Expansion of firms at risk due to higher rates
Higher interest rates may address the monster inflation in the country but may soon constrict Philippine companies’ capacity to expand as borrowing costs rise, according to industry players.
“Companies will further be saddled by the additional burden of borrowing and overhead costs. It’s a major domino effect. Almost all segments will be affected. And there may be another 50 basis points rate hike and effects will result in exaggeration of other costs,” said a director of a listed conglomerate who declined to be named.

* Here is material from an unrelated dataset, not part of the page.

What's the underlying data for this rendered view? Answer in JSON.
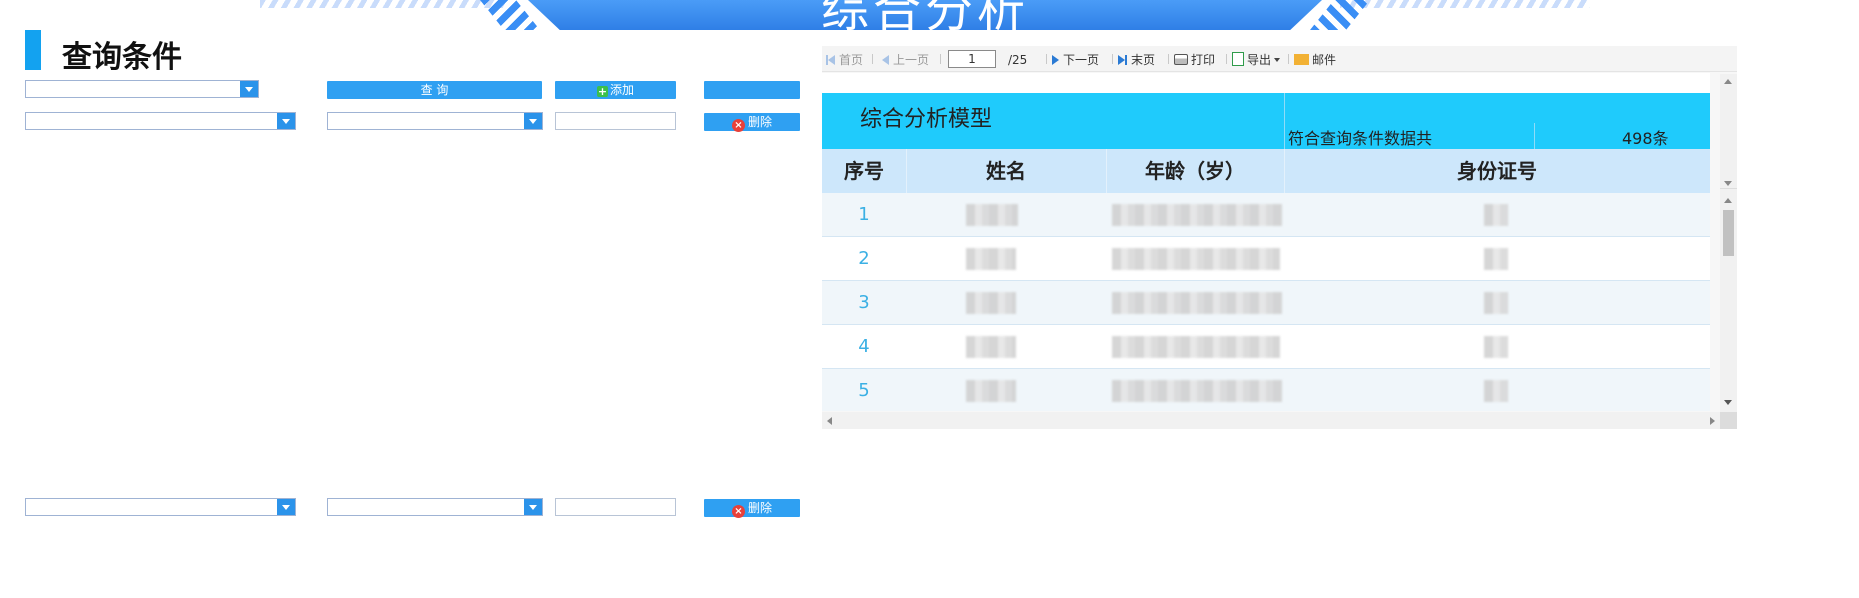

“If you’re an importer of raw materials, your cost of imports – because of the peso depreciation – has automatically become more costly or prohibitive. If you’re accessing banks to support your imports, you will be saddled with the additional costs of the resulting 50 bps interest rate hike,” the source said.
The Bangko Sentral ng Pilipinas (BSP) raised interest rates last week by another 50 basis points to tame inflation, the second in two months and the fourth hike since May, bringing the central bank’s policy rate to 4.5 percent.

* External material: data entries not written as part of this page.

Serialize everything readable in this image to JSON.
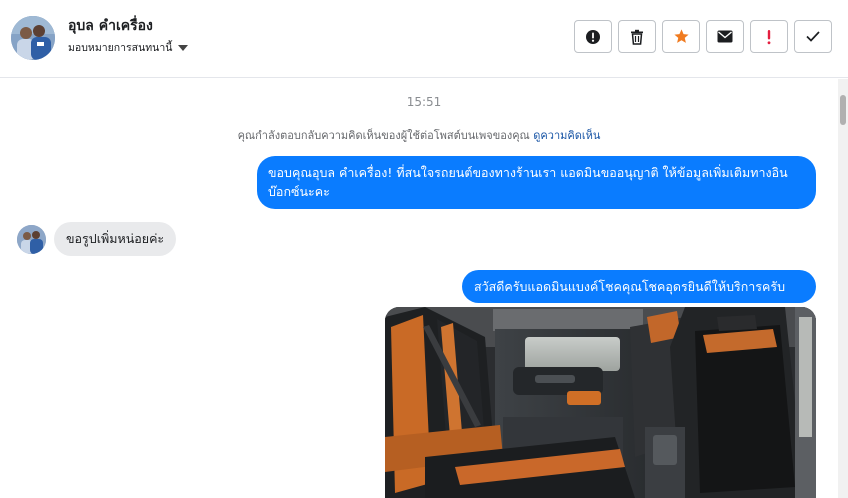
{
  "header": {
    "contact_name": "อุบล คำเครื่อง",
    "assign_label": "มอบหมายการสนทนานี้"
  },
  "actions": [
    {
      "name": "mark-spam-button",
      "icon": "alert-circle-icon"
    },
    {
      "name": "delete-button",
      "icon": "trash-icon"
    },
    {
      "name": "follow-up-star-button",
      "icon": "star-icon"
    },
    {
      "name": "mark-unread-button",
      "icon": "envelope-icon"
    },
    {
      "name": "priority-button",
      "icon": "exclamation-icon"
    },
    {
      "name": "mark-done-button",
      "icon": "check-icon"
    }
  ],
  "thread": {
    "timestamp": "15:51",
    "notice_text": "คุณกำลังตอบกลับความคิดเห็นของผู้ใช้ต่อโพสต์บนเพจของคุณ ",
    "notice_link": "ดูความคิดเห็น",
    "messages": [
      {
        "direction": "out",
        "text": "ขอบคุณอุบล คำเครื่อง! ที่สนใจรถยนต์ของทางร้านเรา แอดมินขออนุญาติ ให้ข้อมูลเพิ่มเติมทางอินบ๊อกซ์นะคะ"
      },
      {
        "direction": "in",
        "text": "ขอรูปเพิ่มหน่อยค่ะ"
      },
      {
        "direction": "out",
        "text": "สวัสดีครับแอดมินแบงค์โชคคุณโชคอุดรยินดีให้บริการครับ"
      }
    ]
  },
  "colors": {
    "outgoing_bubble": "#0a7cff",
    "incoming_bubble": "#e9eaec",
    "star": "#f07b20",
    "alert": "#e41e3f",
    "link": "#1a56a6"
  }
}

On the other hand, some players concede it’s a positive step taken by the BSP given the conditions in the global environment.

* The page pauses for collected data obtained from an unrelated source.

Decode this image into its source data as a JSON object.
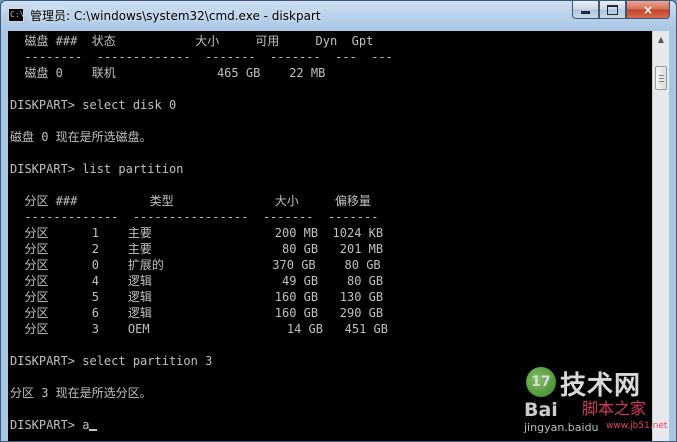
{
  "window": {
    "title": "管理员: C:\\windows\\system32\\cmd.exe - diskpart",
    "icon": "cmd-icon",
    "controls": {
      "minimize": "minimize-icon",
      "maximize": "maximize-icon",
      "close": "×"
    }
  },
  "console": {
    "text_color": "#c0c0c0",
    "background": "#000000",
    "lines": [
      "  磁盘 ###  状态           大小     可用     Dyn  Gpt",
      "  --------  -------------  -------  -------  ---  ---",
      "  磁盘 0    联机              465 GB    22 MB",
      "",
      "DISKPART> select disk 0",
      "",
      "磁盘 0 现在是所选磁盘。",
      "",
      "DISKPART> list partition",
      "",
      "  分区 ###          类型              大小     偏移量",
      "  -------------  ----------------  -------  -------",
      "  分区      1    主要                 200 MB  1024 KB",
      "  分区      2    主要                  80 GB   201 MB",
      "  分区      0    扩展的               370 GB    80 GB",
      "  分区      4    逻辑                  49 GB    80 GB",
      "  分区      5    逻辑                 160 GB   130 GB",
      "  分区      6    逻辑                 160 GB   290 GB",
      "  分区      3    OEM                   14 GB   451 GB",
      "",
      "DISKPART> select partition 3",
      "",
      "分区 3 现在是所选分区。",
      "",
      "DISKPART> a"
    ]
  },
  "watermark": {
    "title": "技术网",
    "logo": "Bai",
    "site": "脚本之家",
    "url_left": "jingyan.baidu",
    "url_right": "www.jb51.net"
  }
}
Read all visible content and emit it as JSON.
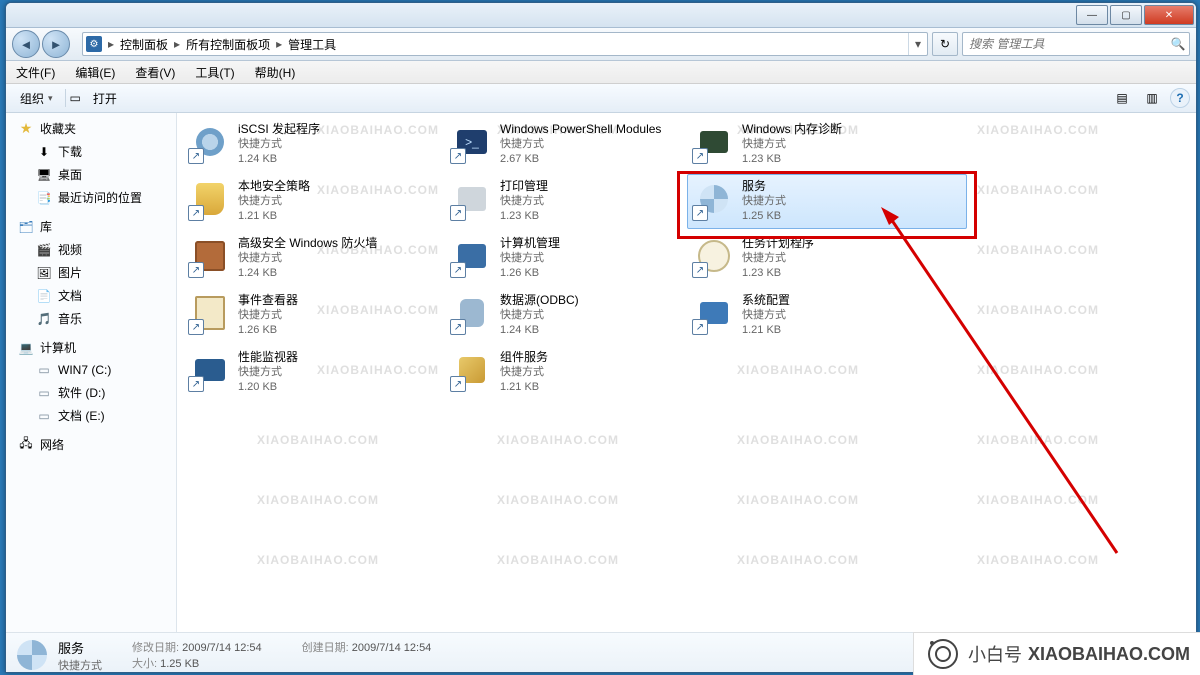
{
  "titlebar": {
    "min": "—",
    "max": "▢",
    "close": "✕"
  },
  "nav": {
    "back": "◄",
    "fwd": "►",
    "crumbs": [
      "控制面板",
      "所有控制面板项",
      "管理工具"
    ],
    "dropdown": "▾",
    "refresh": "↻"
  },
  "search": {
    "placeholder": "搜索 管理工具"
  },
  "menu": {
    "file": "文件(F)",
    "edit": "编辑(E)",
    "view": "查看(V)",
    "tools": "工具(T)",
    "help": "帮助(H)"
  },
  "toolbar": {
    "organize": "组织",
    "open": "打开",
    "drop": "▾",
    "viewIcon": "▤",
    "paneIcon": "▥",
    "helpIcon": "?"
  },
  "sidebar": {
    "favorites": "收藏夹",
    "downloads": "下载",
    "desktop": "桌面",
    "recent": "最近访问的位置",
    "libraries": "库",
    "videos": "视频",
    "pictures": "图片",
    "documents": "文档",
    "music": "音乐",
    "computer": "计算机",
    "drive_c": "WIN7 (C:)",
    "drive_d": "软件 (D:)",
    "drive_e": "文档 (E:)",
    "network": "网络"
  },
  "items": {
    "shortcut": "快捷方式",
    "c1": [
      {
        "name": "iSCSI 发起程序",
        "size": "1.24 KB"
      },
      {
        "name": "本地安全策略",
        "size": "1.21 KB"
      },
      {
        "name": "高级安全 Windows 防火墙",
        "size": "1.24 KB"
      },
      {
        "name": "事件查看器",
        "size": "1.26 KB"
      },
      {
        "name": "性能监视器",
        "size": "1.20 KB"
      }
    ],
    "c2": [
      {
        "name": "Windows PowerShell Modules",
        "size": "2.67 KB"
      },
      {
        "name": "打印管理",
        "size": "1.23 KB"
      },
      {
        "name": "计算机管理",
        "size": "1.26 KB"
      },
      {
        "name": "数据源(ODBC)",
        "size": "1.24 KB"
      },
      {
        "name": "组件服务",
        "size": "1.21 KB"
      }
    ],
    "c3": [
      {
        "name": "Windows 内存诊断",
        "size": "1.23 KB"
      },
      {
        "name": "服务",
        "size": "1.25 KB"
      },
      {
        "name": "任务计划程序",
        "size": "1.23 KB"
      },
      {
        "name": "系统配置",
        "size": "1.21 KB"
      }
    ]
  },
  "details": {
    "name": "服务",
    "type": "快捷方式",
    "modLabel": "修改日期:",
    "modVal": "2009/7/14 12:54",
    "createdLabel": "创建日期:",
    "createdVal": "2009/7/14 12:54",
    "sizeLabel": "大小:",
    "sizeVal": "1.25 KB"
  },
  "brand": {
    "cn": "小白号",
    "en": "XIAOBAIHAO.COM"
  },
  "watermark": "XIAOBAIHAO.COM"
}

“The 50 bps will make it more expensive to borrow, but it’s a good move by the BSP in light of rising interest rates,” JG Summit Holdings Inc. president and CEO Lance Gokongwei told over the weekend.
And while higher interest rates would also increase borrowing costs, Gokongwei said that in the case of JG Summit, most of its loans are fixed-term borrowings.
“Most big companies like JG Summit have strong balance sheets though, with most of our loans already fixed long term,” he said.